Persona‑driven top‑down synthesis starts from user intents and constructs diverse scenarios such as file organization, data analysis, and report generation.

Skill‑grounded bottom‑up synthesis extracts reusable tool abilities from OpenClaw skills, filters and composes them to ensure generated tasks are executable within the system’s capabilities.

Both routes are combined to produce tasks that are realistic (user‑driven) and executable (skill‑grounded). For each task a lightweight mock workspace (Markdown, JSON, CSV, YAML, config files, logs) is automatically generated, providing the initial state and data conditions required for execution.

Verification mixes code‑based checks (file paths, schema compliance, numerical correctness) with rubric‑based assessment (report clarity, completeness, alignment with user intent), ensuring that a task is considered solved only when the workspace meets all specified criteria.

ClawGym‑Agents: Training from Black‑Box Rollouts

Using OpenClaw black‑box rollouts, the framework collects multi‑turn interaction trajectories rather than simplifying the agent loop. Collected trajectories are aggregated, cleaned, and filtered to remove system messages and anomalies, retaining high‑quality samples based on verifier scores.

Each retained trajectory averages 13.00 interaction rounds, 18.67 K tokens, 15.82 tool calls, and 3.25 tool types, providing rich supervision that includes planning, file checks, tool execution, environment feedback, and iterative adjustments.

These trajectories are used to fine‑tune Qwen‑3 series models (ClawGym‑4B, ClawGym‑8B, ClawGym‑30B‑A3B) with loss masking on environment feedback, and to explore sandbox‑parallel reinforcement learning where each task runs in an isolated sandbox and receives a reward from the code verifier.

ClawGym‑Bench: Evaluation Benchmark

ClawGym‑Bench comprises 200 carefully screened tasks that assess an agent’s ability to execute in a real workspace.
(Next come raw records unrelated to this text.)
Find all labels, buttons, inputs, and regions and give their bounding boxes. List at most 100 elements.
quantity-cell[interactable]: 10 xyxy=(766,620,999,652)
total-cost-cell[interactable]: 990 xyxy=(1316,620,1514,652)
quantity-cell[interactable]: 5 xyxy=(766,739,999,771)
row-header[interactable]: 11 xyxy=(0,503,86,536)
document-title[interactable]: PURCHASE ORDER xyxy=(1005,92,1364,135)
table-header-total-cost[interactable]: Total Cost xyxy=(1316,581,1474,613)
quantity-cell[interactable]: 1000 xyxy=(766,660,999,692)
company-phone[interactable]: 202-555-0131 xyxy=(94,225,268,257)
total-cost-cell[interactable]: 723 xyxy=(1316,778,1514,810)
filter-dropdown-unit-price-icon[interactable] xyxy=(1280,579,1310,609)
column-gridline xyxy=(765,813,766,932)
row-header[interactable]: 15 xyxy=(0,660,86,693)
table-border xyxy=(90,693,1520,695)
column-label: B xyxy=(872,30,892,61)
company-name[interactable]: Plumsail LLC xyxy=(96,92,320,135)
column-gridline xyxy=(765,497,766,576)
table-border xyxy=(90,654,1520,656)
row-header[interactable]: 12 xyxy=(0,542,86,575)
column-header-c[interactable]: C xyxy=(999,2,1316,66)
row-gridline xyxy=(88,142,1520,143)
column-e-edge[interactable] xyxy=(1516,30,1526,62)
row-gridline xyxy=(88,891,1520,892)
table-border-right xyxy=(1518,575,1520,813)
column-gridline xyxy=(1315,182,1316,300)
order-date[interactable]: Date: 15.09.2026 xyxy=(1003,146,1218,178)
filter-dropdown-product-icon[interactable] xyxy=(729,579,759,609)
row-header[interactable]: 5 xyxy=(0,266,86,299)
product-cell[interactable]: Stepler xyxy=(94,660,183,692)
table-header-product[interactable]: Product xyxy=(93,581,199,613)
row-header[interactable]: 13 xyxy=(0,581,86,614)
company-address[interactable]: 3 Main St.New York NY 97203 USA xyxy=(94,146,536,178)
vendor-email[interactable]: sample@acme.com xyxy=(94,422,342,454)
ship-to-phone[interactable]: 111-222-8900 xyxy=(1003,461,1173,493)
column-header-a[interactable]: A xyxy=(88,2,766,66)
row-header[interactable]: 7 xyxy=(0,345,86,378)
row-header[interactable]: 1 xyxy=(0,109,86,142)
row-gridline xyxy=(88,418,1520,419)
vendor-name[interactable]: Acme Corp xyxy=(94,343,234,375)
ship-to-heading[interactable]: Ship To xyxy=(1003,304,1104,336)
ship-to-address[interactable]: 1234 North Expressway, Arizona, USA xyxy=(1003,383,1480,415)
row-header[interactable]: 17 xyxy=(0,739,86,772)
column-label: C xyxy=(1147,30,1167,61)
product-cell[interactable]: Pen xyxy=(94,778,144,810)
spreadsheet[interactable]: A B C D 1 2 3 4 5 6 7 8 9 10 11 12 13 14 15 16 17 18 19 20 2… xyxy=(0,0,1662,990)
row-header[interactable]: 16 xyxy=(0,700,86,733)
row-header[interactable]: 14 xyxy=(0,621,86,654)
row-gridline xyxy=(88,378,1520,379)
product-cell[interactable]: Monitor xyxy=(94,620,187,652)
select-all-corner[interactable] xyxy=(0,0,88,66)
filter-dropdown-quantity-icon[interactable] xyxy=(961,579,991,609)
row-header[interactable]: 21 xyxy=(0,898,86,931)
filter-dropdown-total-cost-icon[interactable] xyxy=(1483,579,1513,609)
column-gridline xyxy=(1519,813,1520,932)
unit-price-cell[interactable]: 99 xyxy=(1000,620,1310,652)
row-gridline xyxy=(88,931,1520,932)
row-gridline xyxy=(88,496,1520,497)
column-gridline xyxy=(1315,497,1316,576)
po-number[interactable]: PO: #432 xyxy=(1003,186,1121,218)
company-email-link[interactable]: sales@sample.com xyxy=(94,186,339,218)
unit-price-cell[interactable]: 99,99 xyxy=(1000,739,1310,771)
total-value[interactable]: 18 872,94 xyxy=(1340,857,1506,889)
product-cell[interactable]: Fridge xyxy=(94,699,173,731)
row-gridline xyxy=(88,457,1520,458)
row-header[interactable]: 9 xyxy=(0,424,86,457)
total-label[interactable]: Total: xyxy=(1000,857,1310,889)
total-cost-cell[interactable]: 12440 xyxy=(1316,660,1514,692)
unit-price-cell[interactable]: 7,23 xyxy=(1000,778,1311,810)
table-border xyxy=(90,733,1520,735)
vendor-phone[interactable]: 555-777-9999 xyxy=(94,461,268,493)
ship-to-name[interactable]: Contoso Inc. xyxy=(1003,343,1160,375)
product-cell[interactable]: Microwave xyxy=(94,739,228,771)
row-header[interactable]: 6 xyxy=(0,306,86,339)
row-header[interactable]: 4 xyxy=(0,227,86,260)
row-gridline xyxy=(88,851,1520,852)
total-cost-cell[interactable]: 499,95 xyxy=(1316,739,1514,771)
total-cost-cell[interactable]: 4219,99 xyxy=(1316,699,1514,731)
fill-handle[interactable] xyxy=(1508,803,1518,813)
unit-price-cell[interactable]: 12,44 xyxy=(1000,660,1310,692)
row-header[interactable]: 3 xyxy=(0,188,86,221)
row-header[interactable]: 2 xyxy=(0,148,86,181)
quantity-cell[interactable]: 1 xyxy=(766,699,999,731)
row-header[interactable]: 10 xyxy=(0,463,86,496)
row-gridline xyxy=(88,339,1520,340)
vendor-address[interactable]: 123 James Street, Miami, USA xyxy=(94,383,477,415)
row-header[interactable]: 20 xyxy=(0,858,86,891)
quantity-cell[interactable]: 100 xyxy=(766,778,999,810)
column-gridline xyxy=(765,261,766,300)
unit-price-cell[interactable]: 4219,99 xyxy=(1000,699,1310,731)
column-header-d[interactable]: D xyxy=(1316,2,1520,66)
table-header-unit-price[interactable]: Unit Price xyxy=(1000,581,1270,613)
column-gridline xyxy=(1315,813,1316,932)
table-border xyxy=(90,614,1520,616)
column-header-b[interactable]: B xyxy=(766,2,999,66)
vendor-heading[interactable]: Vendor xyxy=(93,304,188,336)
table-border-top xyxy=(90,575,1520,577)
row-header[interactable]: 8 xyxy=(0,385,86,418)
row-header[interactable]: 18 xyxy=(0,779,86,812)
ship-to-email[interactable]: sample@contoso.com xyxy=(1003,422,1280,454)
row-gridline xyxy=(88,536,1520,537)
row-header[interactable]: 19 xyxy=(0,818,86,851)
Tasks are selected for difficulty and discriminative power, and undergo a human‑LLM collaborative review to eliminate ambiguities and verification gaps.

The benchmark covers six typical workspace domains: productivity & collaboration, systems & automation, analysis & reasoning, content & domain support, planning & knowledge management, and software development.
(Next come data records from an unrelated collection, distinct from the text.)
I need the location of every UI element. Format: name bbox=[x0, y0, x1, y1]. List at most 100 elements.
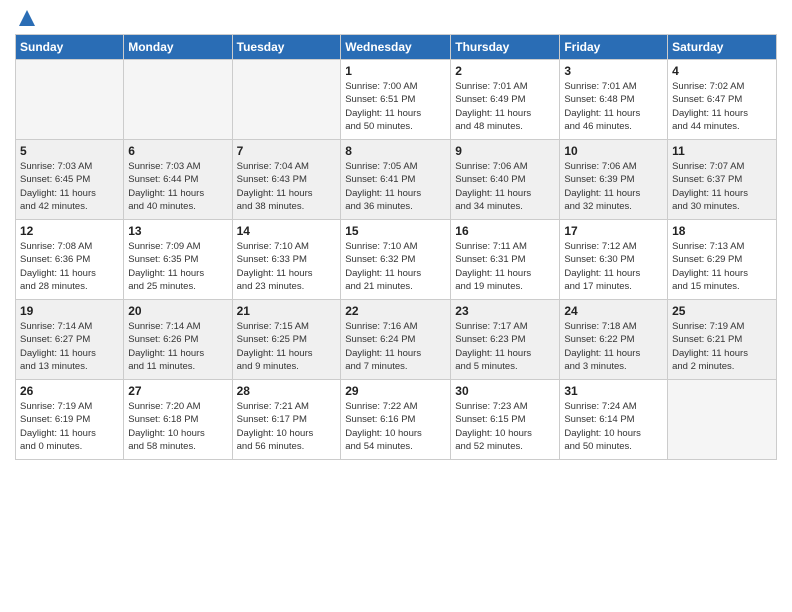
calendar-table: SundayMondayTuesdayWednesdayThursdayFrid… bbox=[15, 34, 777, 460]
calendar-week-row: 5 Sunrise: 7:03 AM Sunset: 6:45 PM Daylig… bbox=[16, 140, 777, 220]
day-number: 22 bbox=[345, 304, 446, 318]
day-info: Sunrise: 7:15 AM Sunset: 6:25 PM Dayligh… bbox=[237, 320, 337, 373]
calendar-day-cell: 14 Sunrise: 7:10 AM Sunset: 6:33 PM Dayli… bbox=[232, 220, 341, 300]
day-info: Sunrise: 7:11 AM Sunset: 6:31 PM Dayligh… bbox=[455, 240, 555, 293]
weekday-header-tuesday: Tuesday bbox=[232, 35, 341, 60]
calendar-day-cell: 5 Sunrise: 7:03 AM Sunset: 6:45 PM Daylig… bbox=[16, 140, 124, 220]
day-number: 8 bbox=[345, 144, 446, 158]
logo-text bbox=[15, 10, 37, 30]
calendar-header: SundayMondayTuesdayWednesdayThursdayFrid… bbox=[16, 35, 777, 60]
calendar-day-cell: 16Sunrise: 7:11 AM Sunset: 6:31 PM Dayli… bbox=[451, 220, 560, 300]
calendar-day-cell: 20 Sunrise: 7:14 AM Sunset: 6:26 PM Dayli… bbox=[124, 300, 232, 380]
calendar-day-cell: 7Sunrise: 7:04 AM Sunset: 6:43 PM Daylig… bbox=[232, 140, 341, 220]
day-info: Sunrise: 7:04 AM Sunset: 6:43 PM Dayligh… bbox=[237, 160, 337, 213]
calendar-day-cell: 10 Sunrise: 7:06 AM Sunset: 6:39 PM Dayli… bbox=[560, 140, 668, 220]
day-number: 3 bbox=[564, 64, 663, 78]
day-info: Sunrise: 7:03 AM Sunset: 6:45 PM Dayligh… bbox=[20, 160, 119, 213]
day-number: 19 bbox=[20, 304, 119, 318]
calendar-day-cell: 27Sunrise: 7:20 AM Sunset: 6:18 PM Dayli… bbox=[124, 380, 232, 460]
day-number: 11 bbox=[672, 144, 772, 158]
weekday-header-saturday: Saturday bbox=[668, 35, 777, 60]
calendar-day-cell: 12Sunrise: 7:08 AM Sunset: 6:36 PM Dayli… bbox=[16, 220, 124, 300]
day-info: Sunrise: 7:17 AM Sunset: 6:23 PM Dayligh… bbox=[455, 320, 555, 373]
day-info: Sunrise: 7:10 AM Sunset: 6:32 PM Dayligh… bbox=[345, 240, 446, 293]
weekday-row: SundayMondayTuesdayWednesdayThursdayFrid… bbox=[16, 35, 777, 60]
day-number: 2 bbox=[455, 64, 555, 78]
day-number: 31 bbox=[564, 384, 663, 398]
day-number: 17 bbox=[564, 224, 663, 238]
calendar-day-cell: 2Sunrise: 7:01 AM Sunset: 6:49 PM Daylig… bbox=[451, 60, 560, 140]
calendar-day-cell: 25Sunrise: 7:19 AM Sunset: 6:21 PM Dayli… bbox=[668, 300, 777, 380]
calendar-week-row: 19Sunrise: 7:14 AM Sunset: 6:27 PM Dayli… bbox=[16, 300, 777, 380]
day-number: 20 bbox=[128, 304, 227, 318]
calendar-day-cell: 9 Sunrise: 7:06 AM Sunset: 6:40 PM Daylig… bbox=[451, 140, 560, 220]
day-info: Sunrise: 7:24 AM Sunset: 6:14 PM Dayligh… bbox=[564, 400, 663, 453]
day-info: Sunrise: 7:18 AM Sunset: 6:22 PM Dayligh… bbox=[564, 320, 663, 373]
calendar-day-cell: 3Sunrise: 7:01 AM Sunset: 6:48 PM Daylig… bbox=[560, 60, 668, 140]
weekday-header-friday: Friday bbox=[560, 35, 668, 60]
weekday-header-wednesday: Wednesday bbox=[341, 35, 451, 60]
day-info: Sunrise: 7:00 AM Sunset: 6:51 PM Dayligh… bbox=[345, 80, 446, 133]
calendar-day-cell: 17Sunrise: 7:12 AM Sunset: 6:30 PM Dayli… bbox=[560, 220, 668, 300]
calendar-day-cell bbox=[668, 380, 777, 460]
day-info: Sunrise: 7:23 AM Sunset: 6:15 PM Dayligh… bbox=[455, 400, 555, 453]
calendar-day-cell: 8Sunrise: 7:05 AM Sunset: 6:41 PM Daylig… bbox=[341, 140, 451, 220]
calendar-body: 1 Sunrise: 7:00 AM Sunset: 6:51 PM Daylig… bbox=[16, 60, 777, 460]
day-number: 9 bbox=[455, 144, 555, 158]
day-number: 26 bbox=[20, 384, 119, 398]
calendar-day-cell: 19Sunrise: 7:14 AM Sunset: 6:27 PM Dayli… bbox=[16, 300, 124, 380]
day-number: 13 bbox=[128, 224, 227, 238]
day-number: 4 bbox=[672, 64, 772, 78]
day-info: Sunrise: 7:06 AM Sunset: 6:39 PM Dayligh… bbox=[564, 160, 663, 213]
calendar-day-cell: 1 Sunrise: 7:00 AM Sunset: 6:51 PM Daylig… bbox=[341, 60, 451, 140]
logo bbox=[15, 10, 37, 26]
calendar-day-cell bbox=[16, 60, 124, 140]
day-info: Sunrise: 7:06 AM Sunset: 6:40 PM Dayligh… bbox=[455, 160, 555, 213]
calendar-day-cell: 29 Sunrise: 7:22 AM Sunset: 6:16 PM Dayli… bbox=[341, 380, 451, 460]
calendar-day-cell: 28 Sunrise: 7:21 AM Sunset: 6:17 PM Dayli… bbox=[232, 380, 341, 460]
weekday-header-sunday: Sunday bbox=[16, 35, 124, 60]
day-info: Sunrise: 7:13 AM Sunset: 6:29 PM Dayligh… bbox=[672, 240, 772, 293]
day-number: 27 bbox=[128, 384, 227, 398]
day-number: 15 bbox=[345, 224, 446, 238]
day-number: 29 bbox=[345, 384, 446, 398]
day-info: Sunrise: 7:19 AM Sunset: 6:19 PM Dayligh… bbox=[20, 400, 119, 453]
day-info: Sunrise: 7:16 AM Sunset: 6:24 PM Dayligh… bbox=[345, 320, 446, 373]
calendar-day-cell: 21Sunrise: 7:15 AM Sunset: 6:25 PM Dayli… bbox=[232, 300, 341, 380]
calendar-day-cell: 23 Sunrise: 7:17 AM Sunset: 6:23 PM Dayli… bbox=[451, 300, 560, 380]
day-number: 5 bbox=[20, 144, 119, 158]
weekday-header-thursday: Thursday bbox=[451, 35, 560, 60]
calendar-day-cell: 24 Sunrise: 7:18 AM Sunset: 6:22 PM Dayli… bbox=[560, 300, 668, 380]
day-number: 24 bbox=[564, 304, 663, 318]
day-number: 23 bbox=[455, 304, 555, 318]
calendar-week-row: 1 Sunrise: 7:00 AM Sunset: 6:51 PM Daylig… bbox=[16, 60, 777, 140]
header bbox=[15, 10, 777, 26]
day-info: Sunrise: 7:08 AM Sunset: 6:36 PM Dayligh… bbox=[20, 240, 119, 293]
day-number: 18 bbox=[672, 224, 772, 238]
day-info: Sunrise: 7:14 AM Sunset: 6:26 PM Dayligh… bbox=[128, 320, 227, 373]
calendar-day-cell: 22 Sunrise: 7:16 AM Sunset: 6:24 PM Dayli… bbox=[341, 300, 451, 380]
calendar-day-cell: 4 Sunrise: 7:02 AM Sunset: 6:47 PM Daylig… bbox=[668, 60, 777, 140]
calendar-day-cell: 31 Sunrise: 7:24 AM Sunset: 6:14 PM Dayli… bbox=[560, 380, 668, 460]
logo-icon bbox=[17, 8, 37, 28]
day-info: Sunrise: 7:22 AM Sunset: 6:16 PM Dayligh… bbox=[345, 400, 446, 453]
day-number: 10 bbox=[564, 144, 663, 158]
page: SundayMondayTuesdayWednesdayThursdayFrid… bbox=[0, 0, 792, 612]
calendar-week-row: 12Sunrise: 7:08 AM Sunset: 6:36 PM Dayli… bbox=[16, 220, 777, 300]
calendar-day-cell: 15 Sunrise: 7:10 AM Sunset: 6:32 PM Dayli… bbox=[341, 220, 451, 300]
day-number: 1 bbox=[345, 64, 446, 78]
day-info: Sunrise: 7:19 AM Sunset: 6:21 PM Dayligh… bbox=[672, 320, 772, 373]
day-info: Sunrise: 7:02 AM Sunset: 6:47 PM Dayligh… bbox=[672, 80, 772, 133]
day-info: Sunrise: 7:21 AM Sunset: 6:17 PM Dayligh… bbox=[237, 400, 337, 453]
calendar-day-cell: 11Sunrise: 7:07 AM Sunset: 6:37 PM Dayli… bbox=[668, 140, 777, 220]
calendar-day-cell bbox=[124, 60, 232, 140]
calendar-day-cell: 30 Sunrise: 7:23 AM Sunset: 6:15 PM Dayli… bbox=[451, 380, 560, 460]
day-number: 14 bbox=[237, 224, 337, 238]
day-number: 28 bbox=[237, 384, 337, 398]
calendar-day-cell: 6Sunrise: 7:03 AM Sunset: 6:44 PM Daylig… bbox=[124, 140, 232, 220]
calendar-week-row: 26 Sunrise: 7:19 AM Sunset: 6:19 PM Dayli… bbox=[16, 380, 777, 460]
day-info: Sunrise: 7:10 AM Sunset: 6:33 PM Dayligh… bbox=[237, 240, 337, 293]
day-info: Sunrise: 7:09 AM Sunset: 6:35 PM Dayligh… bbox=[128, 240, 227, 293]
calendar-day-cell: 26 Sunrise: 7:19 AM Sunset: 6:19 PM Dayli… bbox=[16, 380, 124, 460]
day-number: 30 bbox=[455, 384, 555, 398]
Beyond a single score, ClawGym‑Bench enables detailed analysis of model behavior across different capabilities, such as file state understanding, tool selection, long‑range execution, and adherence to fine‑grained output requirements.

Experimental Results

Training on ClawGym‑SynData consistently improves performance of open‑source models on Claw‑style tasks. After fine‑tuning, ClawGym‑4B, ClawGym‑8B, and ClawGym‑30B‑A3B achieve scores of 47.73, 50.24, and 56.82 on ClawGym‑Bench, respectively, all surpassing their base models.
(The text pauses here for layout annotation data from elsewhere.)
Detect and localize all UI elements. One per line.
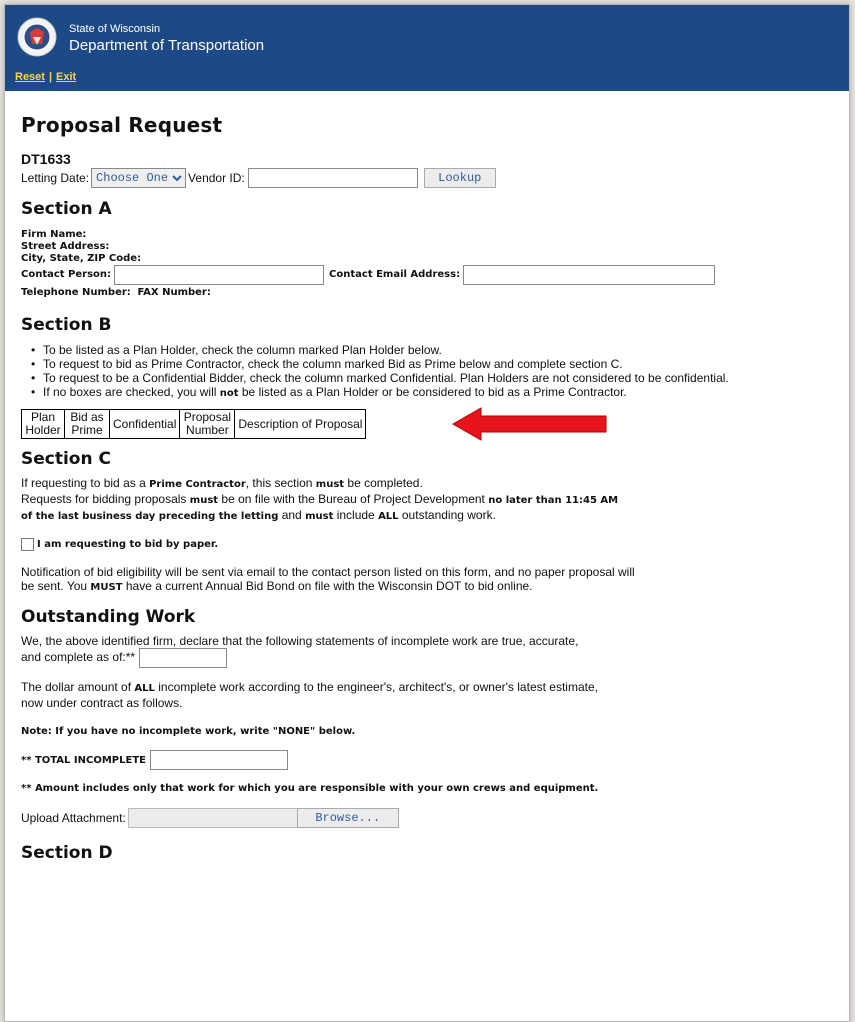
vendor-id-label: Vendor ID: bbox=[188, 171, 245, 185]
instruction-text: be listed as a Plan Holder or be conside… bbox=[238, 385, 627, 399]
col-proposal-number: Proposal Number bbox=[179, 409, 236, 439]
text-span: be completed. bbox=[344, 476, 423, 490]
text-span: be on file with the Bureau of Project De… bbox=[218, 492, 489, 506]
phone-fax-row: Telephone Number: FAX Number: bbox=[21, 285, 849, 299]
text-emphasis: Prime Contractor bbox=[149, 479, 246, 490]
section-d-title: Section D bbox=[21, 843, 113, 863]
browser-window: State of Wisconsin Department of Transpo… bbox=[4, 4, 850, 1022]
upload-row: Upload Attachment: Browse... bbox=[21, 808, 849, 828]
section-b-instructions: To be listed as a Plan Holder, check the… bbox=[21, 343, 849, 401]
paper-bid-checkbox[interactable] bbox=[21, 538, 34, 551]
text-span: now under contract as follows. bbox=[21, 696, 183, 710]
text-span: be sent. You bbox=[21, 579, 91, 593]
form-id: DT1633 bbox=[21, 151, 71, 167]
text-span: outstanding work. bbox=[398, 508, 496, 522]
paper-bid-label: I am requesting to bid by paper. bbox=[37, 539, 219, 550]
text-emphasis: ALL bbox=[134, 683, 155, 694]
fax-label: FAX Number: bbox=[137, 287, 211, 298]
text-span: If requesting to bid as a bbox=[21, 476, 150, 490]
contact-email-input[interactable] bbox=[463, 265, 716, 285]
total-incomplete-label: ** TOTAL INCOMPLETE bbox=[21, 754, 146, 766]
section-a-title: Section A bbox=[21, 199, 112, 219]
as-of-date-input[interactable] bbox=[139, 648, 228, 668]
contact-person-label: Contact Person: bbox=[21, 269, 112, 280]
section-c-intro: If requesting to bid as a Prime Contract… bbox=[21, 476, 849, 524]
text-span: have a current Annual Bid Bond on file w… bbox=[122, 579, 533, 593]
section-b-title: Section B bbox=[21, 315, 112, 335]
instruction-item: If no boxes are checked, you will not be… bbox=[31, 385, 849, 401]
firm-name-label: Firm Name: bbox=[21, 229, 87, 240]
exit-link[interactable]: Exit bbox=[56, 71, 76, 83]
eligibility-notice: Notification of bid eligibility will be … bbox=[21, 565, 849, 595]
amount-note: ** Amount includes only that work for wh… bbox=[21, 783, 599, 794]
none-note: Note: If you have no incomplete work, wr… bbox=[21, 726, 356, 737]
text-span: , this section bbox=[245, 476, 316, 490]
street-address-label: Street Address: bbox=[21, 241, 110, 252]
col-bid-as-prime: Bid as Prime bbox=[64, 409, 110, 439]
browse-button[interactable]: Browse... bbox=[296, 808, 399, 828]
text-emphasis: must bbox=[315, 479, 345, 490]
instruction-text: If no boxes are checked, you will bbox=[43, 385, 220, 399]
upload-label: Upload Attachment: bbox=[21, 811, 126, 825]
page-title: Proposal Request bbox=[21, 113, 223, 137]
nav-separator: | bbox=[48, 71, 53, 83]
instruction-item: To be listed as a Plan Holder, check the… bbox=[31, 343, 849, 357]
table-header-row: Plan Holder Bid as Prime Confidential Pr… bbox=[21, 409, 367, 439]
text-emphasis: of the last business day preceding the l… bbox=[21, 511, 279, 522]
section-c-title: Section C bbox=[21, 449, 111, 469]
plan-table-area: Plan Holder Bid as Prime Confidential Pr… bbox=[21, 407, 849, 441]
letting-date-select[interactable]: Choose One bbox=[91, 168, 187, 188]
instruction-item: To request to be a Confidential Bidder, … bbox=[31, 371, 849, 385]
dollar-amount-text: The dollar amount of ALL incomplete work… bbox=[21, 680, 849, 710]
wisconsin-dot-seal-icon bbox=[17, 17, 57, 57]
text-span: and complete as of:** bbox=[21, 650, 136, 665]
upload-filename-field[interactable] bbox=[127, 808, 298, 828]
red-arrow-icon bbox=[451, 407, 607, 441]
text-span: incomplete work according to the enginee… bbox=[154, 680, 598, 694]
text-emphasis: ALL bbox=[378, 511, 399, 522]
text-emphasis: must bbox=[189, 495, 219, 506]
city-state-zip-label: City, State, ZIP Code: bbox=[21, 253, 142, 264]
outstanding-work-title: Outstanding Work bbox=[21, 607, 196, 627]
text-emphasis: no later than 11:45 AM bbox=[488, 495, 619, 506]
contact-row: Contact Person: Contact Email Address: bbox=[21, 265, 849, 285]
reset-link[interactable]: Reset bbox=[15, 71, 45, 83]
letting-row: Letting Date: Choose One Vendor ID: Look… bbox=[21, 168, 849, 188]
form-content: Proposal Request DT1633 Letting Date: Ch… bbox=[5, 113, 849, 863]
instruction-item: To request to bid as Prime Contractor, c… bbox=[31, 357, 849, 371]
text-span: We, the above identified firm, declare t… bbox=[21, 634, 579, 648]
text-emphasis: MUST bbox=[90, 582, 123, 593]
col-description: Description of Proposal bbox=[234, 409, 367, 439]
proposal-table: Plan Holder Bid as Prime Confidential Pr… bbox=[21, 409, 367, 439]
lookup-button[interactable]: Lookup bbox=[423, 168, 496, 188]
paper-bid-row: I am requesting to bid by paper. bbox=[21, 538, 849, 551]
agency-department-label: Department of Transportation bbox=[69, 37, 265, 54]
text-span: and bbox=[278, 508, 306, 522]
text-span: include bbox=[333, 508, 379, 522]
col-confidential: Confidential bbox=[108, 409, 181, 439]
vendor-id-input[interactable] bbox=[247, 168, 418, 188]
agency-state-label: State of Wisconsin bbox=[69, 23, 161, 35]
col-plan-holder: Plan Holder bbox=[21, 409, 65, 439]
declaration-text: We, the above identified firm, declare t… bbox=[21, 634, 849, 668]
header-banner: State of Wisconsin Department of Transpo… bbox=[5, 5, 849, 91]
header-nav: Reset | Exit bbox=[15, 71, 76, 83]
contact-person-input[interactable] bbox=[114, 265, 325, 285]
contact-email-label: Contact Email Address: bbox=[329, 269, 461, 280]
total-incomplete-input[interactable] bbox=[149, 750, 288, 770]
text-span: Notification of bid eligibility will be … bbox=[21, 565, 635, 579]
text-span: The dollar amount of bbox=[21, 680, 135, 694]
section-a-fields: Firm Name: Street Address: City, State, … bbox=[21, 229, 849, 299]
text-span: Requests for bidding proposals bbox=[21, 492, 190, 506]
letting-date-label: Letting Date: bbox=[21, 171, 90, 185]
text-emphasis: must bbox=[305, 511, 334, 522]
instruction-emphasis: not bbox=[219, 388, 239, 399]
telephone-label: Telephone Number: bbox=[21, 287, 131, 298]
total-incomplete-row: ** TOTAL INCOMPLETE bbox=[21, 750, 849, 770]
Notably, ClawGym‑30B‑A3B outperforms the larger Qwen‑3‑235B‑A23B, showing that high‑quality agent interaction data can partially compensate for model size.

ClawGym‑Bench exhibits strong discriminative ability: average scores range from 35.02 (Qwen‑3‑8B) to 77.81 (Claude‑4.7‑Opus), forming a clear capability gradient.

When evaluated on the external PinchBench benchmark, ClawGym‑Agents trained solely on synthetic data achieve a notable 86.00 score for the 30 B model, indicating that the learned skills transfer to unseen environments.

Behavioral Analysis

The key challenges for Claw agents go beyond mere tool invocation:

Organizing tool calls into coherent workflows that update the workspace step by step.

Recovering from errors in long‑range execution, such as missing files or failed commands, by using feedback to adjust actions.

Generating and validating concrete workspace artifacts (CSV, JSON, reports) that must satisfy field‑level, formulaic, and cross‑file consistency requirements.

Thus, Claw‑style tasks evaluate an agent’s ability to maintain and evolve a stateful workspace, not just its language or single‑step tool skills.

Conclusion

ClawGym closes the loop for Claw‑style personal agents by providing large‑scale executable data, black‑box trajectory training, and a rigorous benchmark. The framework demonstrates that synthetic, high‑quality interaction data can substantially boost the execution capabilities of models, even allowing a 30 B model to surpass a 235 B baseline, and highlights the importance of workspace‑centric evaluation for future agent research.